My rating: 5 of 5 stars
It’s very easy for somebody who reads a lot of books to miss an author. And yet, equally, it’s also very easy to have a consciousness of who and what that author is and how they do what they do. This is where I stood with Chris Riddell; conscious that I hadn’t really read much of his work, but conscious that his work was good. And I’d come to that decision for a variety of reasons, not just for the quality of his art work which burns from his books like fire, but also because of the children I knew who pretty much swallowed each and everything he’d published. Sometimes the biggest thing for me, as an adult who’s involved in children’s literature, is to step back and recognise my position as a guest in this space. And if an author’s work is devoured, furiously, hungrily, then that’s an important thing to take note of.
I picked up Ottoline Goes To School after Chris had delivered a charming and annoyingly inspiring lecture at Homerton College. I didn’t possess the persistence or elbows to get to the bookshop first and grab the sumptuous Travels with my Sketchbook which I’ve had my eyes on for a while, but Ottoline Goes To School was an appropriate, and by no means secondary, choice. I was intrigued to see what Riddell did with the school story because they are sort of my thing. And when I got it signed by him, I did my traditional slightly incoherent stare and babble because that too, is also my sort of thing.
This, the second of the Ottoline series, is a delight. Ottoline is off to the Alice. B. Smith School For The Differently Gifted; a boarding school for children with a special an often quite peculiar gift. As she’s trying to figure out what her gift might be, a ghost starts to haunt the school…
I was trying to figure out the best way to describe this lovely book and the idea I kept coming back to was cleanliness. That’s perhaps a little bit of an odd phrase to use and one, I suspect, which doesn’t crop up in children’s literature criticism that often so let me explain a bit more about what I mean.

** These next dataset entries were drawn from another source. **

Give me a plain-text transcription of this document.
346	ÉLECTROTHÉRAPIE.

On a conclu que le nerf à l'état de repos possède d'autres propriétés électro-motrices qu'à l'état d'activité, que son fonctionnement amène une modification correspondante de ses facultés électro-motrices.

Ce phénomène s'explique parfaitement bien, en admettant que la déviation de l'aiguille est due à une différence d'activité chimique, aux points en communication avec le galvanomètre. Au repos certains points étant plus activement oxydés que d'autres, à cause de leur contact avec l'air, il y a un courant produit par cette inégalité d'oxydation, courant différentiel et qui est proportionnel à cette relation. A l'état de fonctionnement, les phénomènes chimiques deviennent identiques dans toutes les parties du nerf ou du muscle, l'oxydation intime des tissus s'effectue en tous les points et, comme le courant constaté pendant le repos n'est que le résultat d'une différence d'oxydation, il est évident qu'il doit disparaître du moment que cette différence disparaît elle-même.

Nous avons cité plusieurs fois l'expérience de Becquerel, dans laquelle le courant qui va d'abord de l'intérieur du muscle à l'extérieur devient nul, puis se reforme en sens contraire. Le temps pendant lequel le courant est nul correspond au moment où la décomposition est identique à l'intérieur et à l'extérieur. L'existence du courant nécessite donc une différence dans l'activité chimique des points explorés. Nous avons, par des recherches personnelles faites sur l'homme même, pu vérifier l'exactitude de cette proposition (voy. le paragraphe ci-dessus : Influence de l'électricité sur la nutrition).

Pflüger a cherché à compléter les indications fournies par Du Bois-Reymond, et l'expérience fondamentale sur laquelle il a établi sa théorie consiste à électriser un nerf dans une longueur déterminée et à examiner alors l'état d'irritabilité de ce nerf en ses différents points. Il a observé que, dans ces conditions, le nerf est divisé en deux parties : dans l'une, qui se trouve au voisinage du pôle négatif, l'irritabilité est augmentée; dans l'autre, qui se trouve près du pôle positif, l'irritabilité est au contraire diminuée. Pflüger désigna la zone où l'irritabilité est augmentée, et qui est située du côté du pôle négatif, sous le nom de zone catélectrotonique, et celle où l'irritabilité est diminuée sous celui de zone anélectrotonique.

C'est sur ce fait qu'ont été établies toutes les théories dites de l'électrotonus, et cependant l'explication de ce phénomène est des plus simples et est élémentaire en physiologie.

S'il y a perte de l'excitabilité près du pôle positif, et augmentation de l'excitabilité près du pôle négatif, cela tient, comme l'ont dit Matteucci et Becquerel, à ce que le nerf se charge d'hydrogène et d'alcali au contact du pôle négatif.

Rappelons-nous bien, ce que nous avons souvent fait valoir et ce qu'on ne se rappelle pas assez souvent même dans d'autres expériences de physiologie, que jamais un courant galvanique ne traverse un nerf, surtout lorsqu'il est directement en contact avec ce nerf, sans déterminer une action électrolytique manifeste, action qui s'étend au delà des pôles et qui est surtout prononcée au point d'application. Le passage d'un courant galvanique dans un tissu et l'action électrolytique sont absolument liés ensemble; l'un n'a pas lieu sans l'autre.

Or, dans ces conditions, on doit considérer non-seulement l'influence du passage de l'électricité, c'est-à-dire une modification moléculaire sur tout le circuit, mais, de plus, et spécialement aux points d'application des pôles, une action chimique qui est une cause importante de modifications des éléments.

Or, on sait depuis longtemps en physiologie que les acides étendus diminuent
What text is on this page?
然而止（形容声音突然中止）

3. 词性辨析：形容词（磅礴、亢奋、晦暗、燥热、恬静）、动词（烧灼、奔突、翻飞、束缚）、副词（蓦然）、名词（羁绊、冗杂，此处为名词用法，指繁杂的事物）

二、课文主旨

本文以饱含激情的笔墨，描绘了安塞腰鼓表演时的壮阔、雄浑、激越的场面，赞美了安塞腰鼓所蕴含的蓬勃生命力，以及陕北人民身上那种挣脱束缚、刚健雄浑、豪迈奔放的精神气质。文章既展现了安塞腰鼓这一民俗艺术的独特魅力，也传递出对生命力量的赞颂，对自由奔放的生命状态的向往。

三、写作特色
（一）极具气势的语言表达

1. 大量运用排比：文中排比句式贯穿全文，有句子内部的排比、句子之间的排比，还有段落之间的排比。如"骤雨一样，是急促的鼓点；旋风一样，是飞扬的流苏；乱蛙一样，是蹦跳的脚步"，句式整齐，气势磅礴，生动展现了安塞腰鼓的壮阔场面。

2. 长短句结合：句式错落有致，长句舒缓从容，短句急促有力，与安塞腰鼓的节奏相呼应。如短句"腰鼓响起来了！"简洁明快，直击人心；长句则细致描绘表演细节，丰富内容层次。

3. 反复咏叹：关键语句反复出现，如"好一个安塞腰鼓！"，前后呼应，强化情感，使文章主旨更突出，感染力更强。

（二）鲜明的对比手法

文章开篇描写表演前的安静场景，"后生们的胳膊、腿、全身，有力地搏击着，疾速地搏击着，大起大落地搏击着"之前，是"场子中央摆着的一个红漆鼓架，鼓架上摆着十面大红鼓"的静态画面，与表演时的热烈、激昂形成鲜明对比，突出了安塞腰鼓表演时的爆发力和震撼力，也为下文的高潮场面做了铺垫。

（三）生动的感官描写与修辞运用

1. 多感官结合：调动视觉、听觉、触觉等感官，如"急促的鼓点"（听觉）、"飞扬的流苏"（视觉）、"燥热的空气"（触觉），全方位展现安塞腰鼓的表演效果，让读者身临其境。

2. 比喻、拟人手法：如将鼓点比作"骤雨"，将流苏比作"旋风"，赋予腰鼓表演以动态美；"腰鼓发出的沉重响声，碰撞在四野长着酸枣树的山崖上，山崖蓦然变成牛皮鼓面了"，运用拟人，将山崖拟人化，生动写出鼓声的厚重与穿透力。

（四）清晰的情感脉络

Ottoline Goes To School is one of those books that balances word with image and does so without compromising the integrity of each. In fact, it’s so beautifully and carefully balanced, this mediation between the visual and the textual, that every page is a delight. And it’s challenging too! Whilst Ottoline is engaged in the complexities of a new school and a Slightly Tremulous New Friendship, Mr Munroe is carefully scouting out the school and trying to figure out what’s going on. And that’s the cleanliness, right there, that ability to balance and deliver whole, heartfelt, narrative in word and image without compromising or pressing on the space of the other elements within the spread. This book is so clean, so crisp and sharp, that it’s a joy.